- Occupations: Film industry executive; television producer; film producer;

= Adam Goodman =

American film producer

Adam Goodman is an American film industry executive, television producer, and film producer. He previously served as President of Paramount Pictures and currently is the owner of Dichotomy, a film production company, and Invisible Narratives, a digital studio.

== Early career ==
Goodman started working in motion pictures while still in high school. Before joining DreamWorks Pictures as an assistant, Goodman worked as a production assistant on films produced by John Hughes.

== Career ==
Goodman served as President of Paramount Motion Picture Group from 2009 to 2015. Some of the films that he helped bring to the screen include Mission: Impossible – Ghost Protocol (2011), the Teenage Mutant Ninja Turtles reboot (2014), and the Paranormal Activity franchise. During his tenure, Paramount also rebooted Star Trek with J. J. Abrams and launched a series of films based on the action figures line G.I. Joe.
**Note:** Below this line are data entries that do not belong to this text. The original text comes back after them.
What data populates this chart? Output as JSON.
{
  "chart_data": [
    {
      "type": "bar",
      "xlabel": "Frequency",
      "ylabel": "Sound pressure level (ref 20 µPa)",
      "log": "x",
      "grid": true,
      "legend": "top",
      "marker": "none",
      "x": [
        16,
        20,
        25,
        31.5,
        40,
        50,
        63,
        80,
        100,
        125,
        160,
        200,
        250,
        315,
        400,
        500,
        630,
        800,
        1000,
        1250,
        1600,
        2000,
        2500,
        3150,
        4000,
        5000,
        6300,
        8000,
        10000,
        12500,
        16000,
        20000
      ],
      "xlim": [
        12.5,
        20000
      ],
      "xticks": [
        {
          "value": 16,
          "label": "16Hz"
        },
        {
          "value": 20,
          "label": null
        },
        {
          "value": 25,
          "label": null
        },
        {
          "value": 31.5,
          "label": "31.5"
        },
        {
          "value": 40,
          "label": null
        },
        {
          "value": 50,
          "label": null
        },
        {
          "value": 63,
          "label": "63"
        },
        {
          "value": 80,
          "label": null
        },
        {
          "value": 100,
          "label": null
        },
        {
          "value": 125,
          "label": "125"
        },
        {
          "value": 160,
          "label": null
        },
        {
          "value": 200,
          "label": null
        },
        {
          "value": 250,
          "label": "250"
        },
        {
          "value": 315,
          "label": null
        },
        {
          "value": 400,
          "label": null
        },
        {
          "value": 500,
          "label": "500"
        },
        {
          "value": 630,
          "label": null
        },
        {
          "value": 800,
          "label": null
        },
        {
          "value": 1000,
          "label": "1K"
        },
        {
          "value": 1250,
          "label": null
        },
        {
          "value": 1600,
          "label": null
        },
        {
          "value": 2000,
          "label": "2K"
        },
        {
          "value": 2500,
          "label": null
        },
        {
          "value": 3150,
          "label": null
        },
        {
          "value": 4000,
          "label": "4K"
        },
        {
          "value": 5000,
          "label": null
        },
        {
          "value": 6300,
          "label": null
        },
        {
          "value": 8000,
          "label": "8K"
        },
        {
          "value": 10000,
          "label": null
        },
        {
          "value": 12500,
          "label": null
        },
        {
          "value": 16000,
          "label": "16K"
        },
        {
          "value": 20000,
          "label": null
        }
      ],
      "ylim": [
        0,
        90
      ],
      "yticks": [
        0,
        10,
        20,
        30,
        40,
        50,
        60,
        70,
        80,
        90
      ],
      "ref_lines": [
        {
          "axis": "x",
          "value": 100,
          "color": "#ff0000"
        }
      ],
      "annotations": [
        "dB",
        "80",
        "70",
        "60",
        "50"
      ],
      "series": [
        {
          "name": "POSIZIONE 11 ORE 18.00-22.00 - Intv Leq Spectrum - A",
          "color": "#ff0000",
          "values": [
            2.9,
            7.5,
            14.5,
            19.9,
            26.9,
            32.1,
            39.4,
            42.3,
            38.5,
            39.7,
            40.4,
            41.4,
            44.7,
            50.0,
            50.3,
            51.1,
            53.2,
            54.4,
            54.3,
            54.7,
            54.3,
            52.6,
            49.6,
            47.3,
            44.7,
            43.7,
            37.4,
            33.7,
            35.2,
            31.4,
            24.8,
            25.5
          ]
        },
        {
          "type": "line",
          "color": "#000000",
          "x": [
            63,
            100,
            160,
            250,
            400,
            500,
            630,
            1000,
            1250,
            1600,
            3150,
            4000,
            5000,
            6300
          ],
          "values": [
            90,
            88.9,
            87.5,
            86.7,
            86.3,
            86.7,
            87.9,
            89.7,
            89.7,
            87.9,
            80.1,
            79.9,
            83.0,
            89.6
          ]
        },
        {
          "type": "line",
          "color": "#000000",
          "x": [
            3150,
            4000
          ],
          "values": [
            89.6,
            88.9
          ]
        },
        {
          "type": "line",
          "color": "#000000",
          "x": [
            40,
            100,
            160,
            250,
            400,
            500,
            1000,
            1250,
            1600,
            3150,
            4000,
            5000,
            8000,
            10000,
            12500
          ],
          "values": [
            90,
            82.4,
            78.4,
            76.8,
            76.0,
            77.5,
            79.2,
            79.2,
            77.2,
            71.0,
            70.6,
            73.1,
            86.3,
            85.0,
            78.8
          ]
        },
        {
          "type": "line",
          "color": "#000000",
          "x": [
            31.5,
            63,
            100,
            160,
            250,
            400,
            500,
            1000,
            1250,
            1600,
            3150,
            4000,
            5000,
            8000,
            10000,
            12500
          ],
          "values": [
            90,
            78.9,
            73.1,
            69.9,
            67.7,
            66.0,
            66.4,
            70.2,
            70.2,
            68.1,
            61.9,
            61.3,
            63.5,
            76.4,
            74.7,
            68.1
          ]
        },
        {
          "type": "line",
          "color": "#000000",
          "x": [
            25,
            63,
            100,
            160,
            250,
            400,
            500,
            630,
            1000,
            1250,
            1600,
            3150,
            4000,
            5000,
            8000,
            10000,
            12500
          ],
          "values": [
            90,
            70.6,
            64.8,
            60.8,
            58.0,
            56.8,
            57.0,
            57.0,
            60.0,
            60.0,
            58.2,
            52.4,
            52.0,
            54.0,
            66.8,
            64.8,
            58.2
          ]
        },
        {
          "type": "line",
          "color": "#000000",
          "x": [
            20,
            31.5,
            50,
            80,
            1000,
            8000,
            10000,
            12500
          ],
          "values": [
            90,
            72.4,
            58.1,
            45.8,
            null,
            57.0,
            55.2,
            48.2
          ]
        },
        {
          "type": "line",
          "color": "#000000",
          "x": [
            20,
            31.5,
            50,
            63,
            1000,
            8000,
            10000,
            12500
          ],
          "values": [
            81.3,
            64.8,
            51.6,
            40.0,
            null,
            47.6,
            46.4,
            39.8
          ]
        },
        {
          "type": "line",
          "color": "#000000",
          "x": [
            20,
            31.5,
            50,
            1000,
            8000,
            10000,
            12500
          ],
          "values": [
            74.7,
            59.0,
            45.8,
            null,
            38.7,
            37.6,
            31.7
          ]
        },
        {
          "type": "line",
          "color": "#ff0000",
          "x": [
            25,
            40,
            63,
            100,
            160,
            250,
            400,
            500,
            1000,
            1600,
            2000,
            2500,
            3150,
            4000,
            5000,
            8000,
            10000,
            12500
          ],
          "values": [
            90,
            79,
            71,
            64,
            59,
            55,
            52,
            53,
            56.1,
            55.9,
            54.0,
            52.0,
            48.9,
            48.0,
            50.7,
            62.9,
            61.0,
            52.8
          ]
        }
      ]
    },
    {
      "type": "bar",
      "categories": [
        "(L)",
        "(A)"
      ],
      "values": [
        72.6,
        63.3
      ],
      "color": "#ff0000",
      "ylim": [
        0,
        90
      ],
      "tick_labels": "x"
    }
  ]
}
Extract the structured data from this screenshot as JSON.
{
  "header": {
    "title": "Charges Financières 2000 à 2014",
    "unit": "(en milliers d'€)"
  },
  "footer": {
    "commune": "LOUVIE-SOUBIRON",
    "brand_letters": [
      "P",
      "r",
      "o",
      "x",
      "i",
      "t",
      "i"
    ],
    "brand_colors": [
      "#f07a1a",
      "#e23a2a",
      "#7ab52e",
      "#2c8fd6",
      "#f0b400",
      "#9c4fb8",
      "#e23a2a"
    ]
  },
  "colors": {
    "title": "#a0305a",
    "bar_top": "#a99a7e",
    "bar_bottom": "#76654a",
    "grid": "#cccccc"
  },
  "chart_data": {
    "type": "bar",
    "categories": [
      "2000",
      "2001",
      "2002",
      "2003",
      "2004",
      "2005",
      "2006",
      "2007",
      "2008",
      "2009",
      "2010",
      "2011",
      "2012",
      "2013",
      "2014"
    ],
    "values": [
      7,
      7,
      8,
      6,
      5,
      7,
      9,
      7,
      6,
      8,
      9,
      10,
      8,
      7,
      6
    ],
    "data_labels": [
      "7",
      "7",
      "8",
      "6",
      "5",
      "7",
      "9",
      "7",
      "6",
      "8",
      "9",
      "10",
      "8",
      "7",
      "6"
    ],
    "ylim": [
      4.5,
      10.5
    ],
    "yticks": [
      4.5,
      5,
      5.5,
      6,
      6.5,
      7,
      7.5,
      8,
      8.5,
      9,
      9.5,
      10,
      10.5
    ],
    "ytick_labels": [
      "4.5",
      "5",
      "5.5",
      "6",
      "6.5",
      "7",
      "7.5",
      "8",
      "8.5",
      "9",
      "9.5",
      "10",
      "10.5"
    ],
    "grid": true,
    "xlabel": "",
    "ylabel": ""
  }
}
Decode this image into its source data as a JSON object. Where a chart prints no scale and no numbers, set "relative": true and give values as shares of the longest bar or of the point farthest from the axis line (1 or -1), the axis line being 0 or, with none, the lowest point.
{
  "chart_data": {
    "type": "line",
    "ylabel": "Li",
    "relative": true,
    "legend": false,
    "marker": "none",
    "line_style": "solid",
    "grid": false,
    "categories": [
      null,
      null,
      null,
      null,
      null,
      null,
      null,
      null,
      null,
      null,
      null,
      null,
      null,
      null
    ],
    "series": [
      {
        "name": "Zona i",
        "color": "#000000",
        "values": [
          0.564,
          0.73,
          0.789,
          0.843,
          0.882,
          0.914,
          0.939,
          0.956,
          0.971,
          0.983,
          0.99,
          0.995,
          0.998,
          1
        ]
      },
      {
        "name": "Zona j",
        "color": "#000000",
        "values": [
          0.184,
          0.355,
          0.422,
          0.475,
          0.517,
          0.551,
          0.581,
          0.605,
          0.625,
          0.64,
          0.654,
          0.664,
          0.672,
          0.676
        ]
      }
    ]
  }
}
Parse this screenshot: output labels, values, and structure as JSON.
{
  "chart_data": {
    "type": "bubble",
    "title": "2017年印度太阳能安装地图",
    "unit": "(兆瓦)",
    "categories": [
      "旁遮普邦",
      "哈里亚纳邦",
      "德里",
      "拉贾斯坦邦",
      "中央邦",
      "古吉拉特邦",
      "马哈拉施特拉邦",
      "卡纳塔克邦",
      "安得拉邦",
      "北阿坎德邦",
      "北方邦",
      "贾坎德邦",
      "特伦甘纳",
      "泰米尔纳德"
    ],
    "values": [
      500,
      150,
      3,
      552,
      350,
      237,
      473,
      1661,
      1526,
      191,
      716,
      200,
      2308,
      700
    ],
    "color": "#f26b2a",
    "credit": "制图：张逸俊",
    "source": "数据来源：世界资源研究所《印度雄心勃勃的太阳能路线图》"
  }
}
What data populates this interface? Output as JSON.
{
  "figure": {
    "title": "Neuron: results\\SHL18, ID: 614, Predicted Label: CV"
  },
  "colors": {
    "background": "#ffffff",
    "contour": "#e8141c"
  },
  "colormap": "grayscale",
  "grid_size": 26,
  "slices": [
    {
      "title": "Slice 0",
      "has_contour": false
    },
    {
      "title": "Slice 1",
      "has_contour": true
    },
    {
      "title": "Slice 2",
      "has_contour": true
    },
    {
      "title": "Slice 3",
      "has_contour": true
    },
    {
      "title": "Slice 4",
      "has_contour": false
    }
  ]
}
The company weathered a third-act reshoot on World War Z to turn it into a $540 million global hit.

In early 2016, Goodman exited Paramount at a time when the studio was struggling with a thin film slate. He was replaced by Marc Evans as President.

Shortly after departing from Paramount, Goodman formed his own film production company, Dichotomy. Goodman has also gone on to start a digital content studio called Invisible Narratives.